Часты случаи суицида и тогда, когда человек с достаточно устойчивой психикой оказывается в невыносимо тяжелой общественной ситуации (V=0, D=maximum). Фарбер приводит пример скачкообразного возрастания D: после того, как Берлин в одну ночь был поделен надвое (13 августа 1961 г.), уровень самоубийств в восточном секторе увеличился в 25 раз, хотя величина V, разумеется осталась неизменной.

Если же величина V очень велика, то для побуждения к самоубийству объективных лишений может и не понадобиться (V=maximum, D=0).

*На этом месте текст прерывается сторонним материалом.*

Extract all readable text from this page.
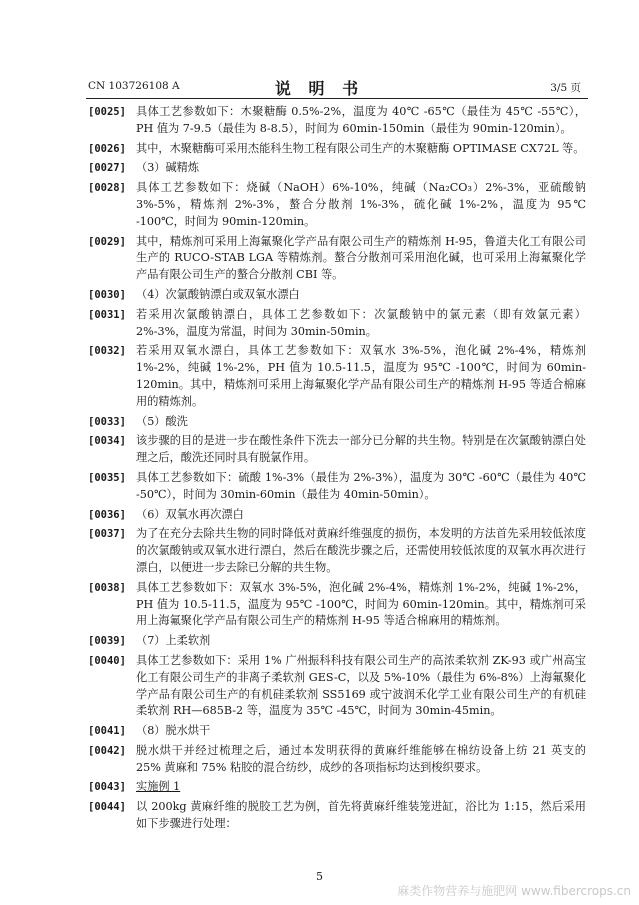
CN 103726108 A	说 明 书	3/5 页
[0025] 具体工艺参数如下：木聚糖酶 0.5%-2%，温度为 40℃ -65℃（最佳为 45℃ -55℃），PH 值为 7-9.5（最佳为 8-8.5），时间为 60min-150min（最佳为 90min-120min）。
[0026] 其中，木聚糖酶可采用杰能科生物工程有限公司生产的木聚糖酶 OPTIMASE CX72L 等。
[0027] （3）碱精炼
[0028] 具体工艺参数如下：烧碱（NaOH）6%-10%，纯碱（Na₂CO₃）2%-3%，亚硫酸钠 3%-5%，精炼剂 2%-3%，螯合分散剂 1%-3%，硫化碱 1%-2%，温度为 95℃ -100℃，时间为 90min-120min。
[0029] 其中，精炼剂可采用上海氟聚化学产品有限公司生产的精炼剂 H-95，鲁道夫化工有限公司生产的 RUCO-STAB LGA 等精炼剂。螯合分散剂可采用泡化碱，也可采用上海氟聚化学产品有限公司生产的螯合分散剂 CBI 等。
[0030] （4）次氯酸钠漂白或双氧水漂白
[0031] 若采用次氯酸钠漂白，具体工艺参数如下：次氯酸钠中的氯元素（即有效氯元素）2%-3%，温度为常温，时间为 30min-50min。
[0032] 若采用双氧水漂白，具体工艺参数如下：双氧水 3%-5%，泡化碱 2%-4%，精炼剂 1%-2%，纯碱 1%-2%，PH 值为 10.5-11.5，温度为 95℃ -100℃，时间为 60min-120min。其中，精炼剂可采用上海氟聚化学产品有限公司生产的精炼剂 H-95 等适合棉麻用的精炼剂。
[0033] （5）酸洗
[0034] 该步骤的目的是进一步在酸性条件下洗去一部分已分解的共生物。特别是在次氯酸钠漂白处理之后，酸洗还同时具有脱氯作用。
[0035] 具体工艺参数如下：硫酸 1%-3%（最佳为 2%-3%），温度为 30℃ -60℃（最佳为 40℃ -50℃），时间为 30min-60min（最佳为 40min-50min）。
[0036] （6）双氧水再次漂白
[0037] 为了在充分去除共生物的同时降低对黄麻纤维强度的损伤，本发明的方法首先采用较低浓度的次氯酸钠或双氧水进行漂白，然后在酸洗步骤之后，还需使用较低浓度的双氧水再次进行漂白，以便进一步去除已分解的共生物。
[0038] 具体工艺参数如下：双氧水 3%-5%，泡化碱 2%-4%，精炼剂 1%-2%，纯碱 1%-2%，PH 值为 10.5-11.5，温度为 95℃ -100℃，时间为 60min-120min。其中，精炼剂可采用上海氟聚化学产品有限公司生产的精炼剂 H-95 等适合棉麻用的精炼剂。
[0039] （7）上柔软剂
[0040] 具体工艺参数如下：采用 1% 广州振科科技有限公司生产的高浓柔软剂 ZK-93 或广州高宝化工有限公司生产的非离子柔软剂 GES-C，以及 5%-10%（最佳为 6%-8%）上海氟聚化学产品有限公司生产的有机硅柔软剂 SS5169 或宁波润禾化学工业有限公司生产的有机硅柔软剂 RH—685B-2 等，温度为 35℃ -45℃，时间为 30min-45min。
[0041] （8）脱水烘干
[0042] 脱水烘干并经过梳理之后，通过本发明获得的黄麻纤维能够在棉纺设备上纺 21 英支的 25% 黄麻和 75% 粘胶的混合纺纱，成纱的各项指标均达到梭织要求。
[0043] 实施例 1
[0044] 以 200kg 黄麻纤维的脱胶工艺为例，首先将黄麻纤维装笼进缸，浴比为 1:15，然后采用如下步骤进行处理：
5
麻类作物营养与施肥网 www.fibercrops.cn
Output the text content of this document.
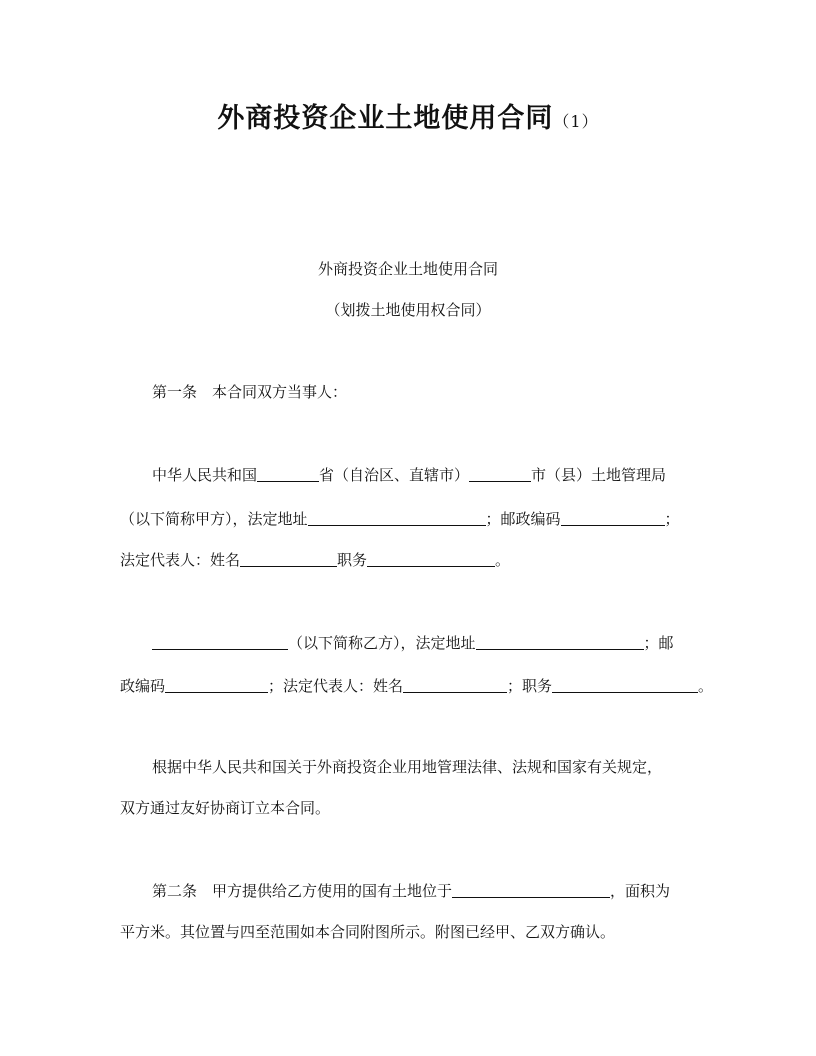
外商投资企业土地使用合同（1）
外商投资企业土地使用合同
（划拨土地使用权合同）
第一条　本合同双方当事人：
中华人民共和国	省（自治区、直辖市）	市（县）土地管理局
（以下简称甲方），法定地址	；邮政编码	；
法定代表人：姓名	职务	。
（以下简称乙方），法定地址	；邮
政编码	；法定代表人：姓名	；职务	。
根据中华人民共和国关于外商投资企业用地管理法律、法规和国家有关规定，
双方通过友好协商订立本合同。
第二条　甲方提供给乙方使用的国有土地位于	，面积为
平方米。其位置与四至范围如本合同附图所示。附图已经甲、乙双方确认。
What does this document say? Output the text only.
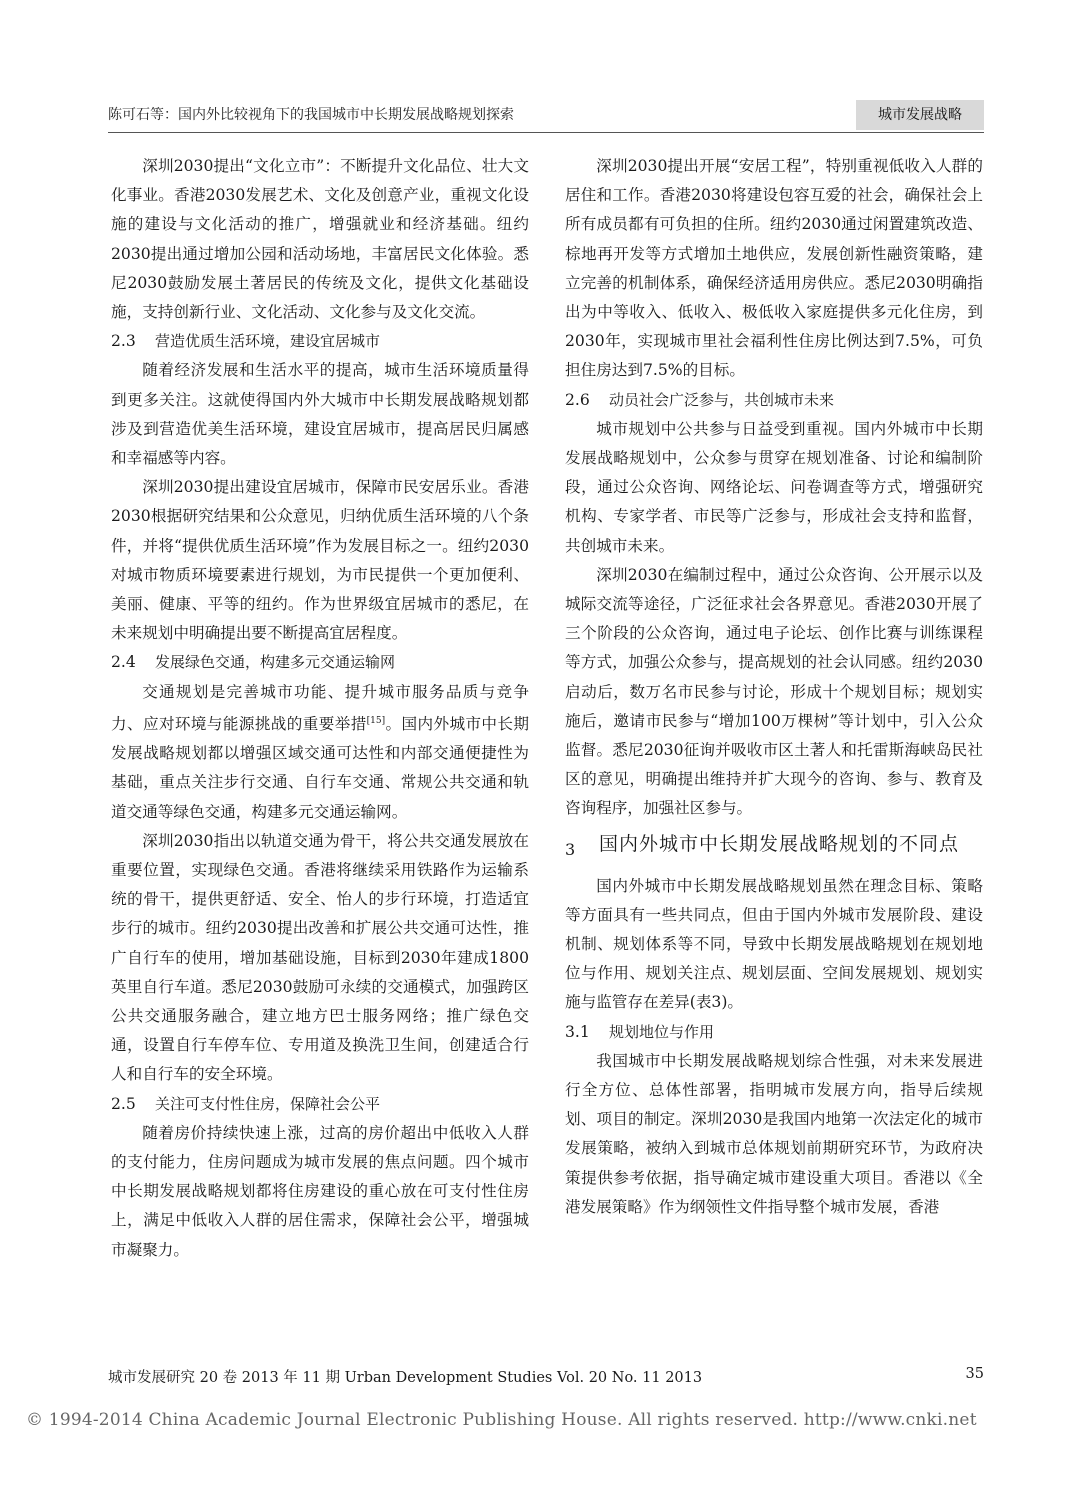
陈可石等：国内外比较视角下的我国城市中长期发展战略规划探索	城市发展战略

深圳2030提出“文化立市”：不断提升文化品位、壮大文化事业。香港2030发展艺术、文化及创意产业，重视文化设施的建设与文化活动的推广，增强就业和经济基础。纽约2030提出通过增加公园和活动场地，丰富居民文化体验。悉尼2030鼓励发展土著居民的传统及文化，提供文化基础设施，支持创新行业、文化活动、文化参与及文化交流。

2.3 营造优质生活环境，建设宜居城市

随着经济发展和生活水平的提高，城市生活环境质量得到更多关注。这就使得国内外大城市中长期发展战略规划都涉及到营造优美生活环境，建设宜居城市，提高居民归属感和幸福感等内容。

深圳2030提出建设宜居城市，保障市民安居乐业。香港2030根据研究结果和公众意见，归纳优质生活环境的八个条件，并将“提供优质生活环境”作为发展目标之一。纽约2030对城市物质环境要素进行规划，为市民提供一个更加便利、美丽、健康、平等的纽约。作为世界级宜居城市的悉尼，在未来规划中明确提出要不断提高宜居程度。

2.4 发展绿色交通，构建多元交通运输网

交通规划是完善城市功能、提升城市服务品质与竞争力、应对环境与能源挑战的重要举措[15]。国内外城市中长期发展战略规划都以增强区域交通可达性和内部交通便捷性为基础，重点关注步行交通、自行车交通、常规公共交通和轨道交通等绿色交通，构建多元交通运输网。

深圳2030指出以轨道交通为骨干，将公共交通发展放在重要位置，实现绿色交通。香港将继续采用铁路作为运输系统的骨干，提供更舒适、安全、怡人的步行环境，打造适宜步行的城市。纽约2030提出改善和扩展公共交通可达性，推广自行车的使用，增加基础设施，目标到2030年建成1800英里自行车道。悉尼2030鼓励可永续的交通模式，加强跨区公共交通服务融合，建立地方巴士服务网络；推广绿色交通，设置自行车停车位、专用道及换洗卫生间，创建适合行人和自行车的安全环境。

2.5 关注可支付性住房，保障社会公平

随着房价持续快速上涨，过高的房价超出中低收入人群的支付能力，住房问题成为城市发展的焦点问题。四个城市中长期发展战略规划都将住房建设的重心放在可支付性住房上，满足中低收入人群的居住需求，保障社会公平，增强城市凝聚力。

深圳2030提出开展“安居工程”，特别重视低收入人群的居住和工作。香港2030将建设包容互爱的社会，确保社会上所有成员都有可负担的住所。纽约2030通过闲置建筑改造、棕地再开发等方式增加土地供应，发展创新性融资策略，建立完善的机制体系，确保经济适用房供应。悉尼2030明确指出为中等收入、低收入、极低收入家庭提供多元化住房，到2030年，实现城市里社会福利性住房比例达到7.5%，可负担住房达到7.5%的目标。

2.6 动员社会广泛参与，共创城市未来

城市规划中公共参与日益受到重视。国内外城市中长期发展战略规划中，公众参与贯穿在规划准备、讨论和编制阶段，通过公众咨询、网络论坛、问卷调查等方式，增强研究机构、专家学者、市民等广泛参与，形成社会支持和监督，共创城市未来。

深圳2030在编制过程中，通过公众咨询、公开展示以及城际交流等途径，广泛征求社会各界意见。香港2030开展了三个阶段的公众咨询，通过电子论坛、创作比赛与训练课程等方式，加强公众参与，提高规划的社会认同感。纽约2030启动后，数万名市民参与讨论，形成十个规划目标；规划实施后，邀请市民参与“增加100万棵树”等计划中，引入公众监督。悉尼2030征询并吸收市区土著人和托雷斯海峡岛民社区的意见，明确提出维持并扩大现今的咨询、参与、教育及咨询程序，加强社区参与。

3	国内外城市中长期发展战略规划的不同点

国内外城市中长期发展战略规划虽然在理念目标、策略等方面具有一些共同点，但由于国内外城市发展阶段、建设机制、规划体系等不同，导致中长期发展战略规划在规划地位与作用、规划关注点、规划层面、空间发展规划、规划实施与监管存在差异(表3)。

3.1 规划地位与作用

我国城市中长期发展战略规划综合性强，对未来发展进行全方位、总体性部署，指明城市发展方向，指导后续规划、项目的制定。深圳2030是我国内地第一次法定化的城市发展策略，被纳入到城市总体规划前期研究环节，为政府决策提供参考依据，指导确定城市建设重大项目。香港以《全港发展策略》作为纲领性文件指导整个城市发展，香港

城市发展研究 20 卷 2013 年 11 期 Urban Development Studies Vol. 20 No. 11 2013	35
© 1994-2014 China Academic Journal Electronic Publishing House. All rights reserved. http://www.cnki.net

Теория Фарбера однако помимо положительных моментов имеет и свои недостатки, например, она не учитывает влияние наследственности. Впрочем вопрос о влияние генетических механизмов на суицид до сих пор затуманен.

Заключение

“То, что называется смыслом жизни,
есть одновременно и великолепный смысл смерти”
(А. Камю)

Самоубийство, “неизъяснимый феномен в нравственном мире”, как назвал его Карамзин, с моей точки зрения понять невозможно. Каждое самоубийство индивидуально и затрагивает тысячи различных причин, как социальных, так и внутриличностных. Факторы, влияющие на выбор смерти перед жизнью, столь разнообразны, что восстановить душевное состояние самоубийцы просто невозможно, обычно все дело сводится к внешним причинам. Рассмотренные в данной работе теории хороши каждая по своему, но тем не менее решающее слово остается не за ними, а за человеком, который стоит на грани жизни и смерти.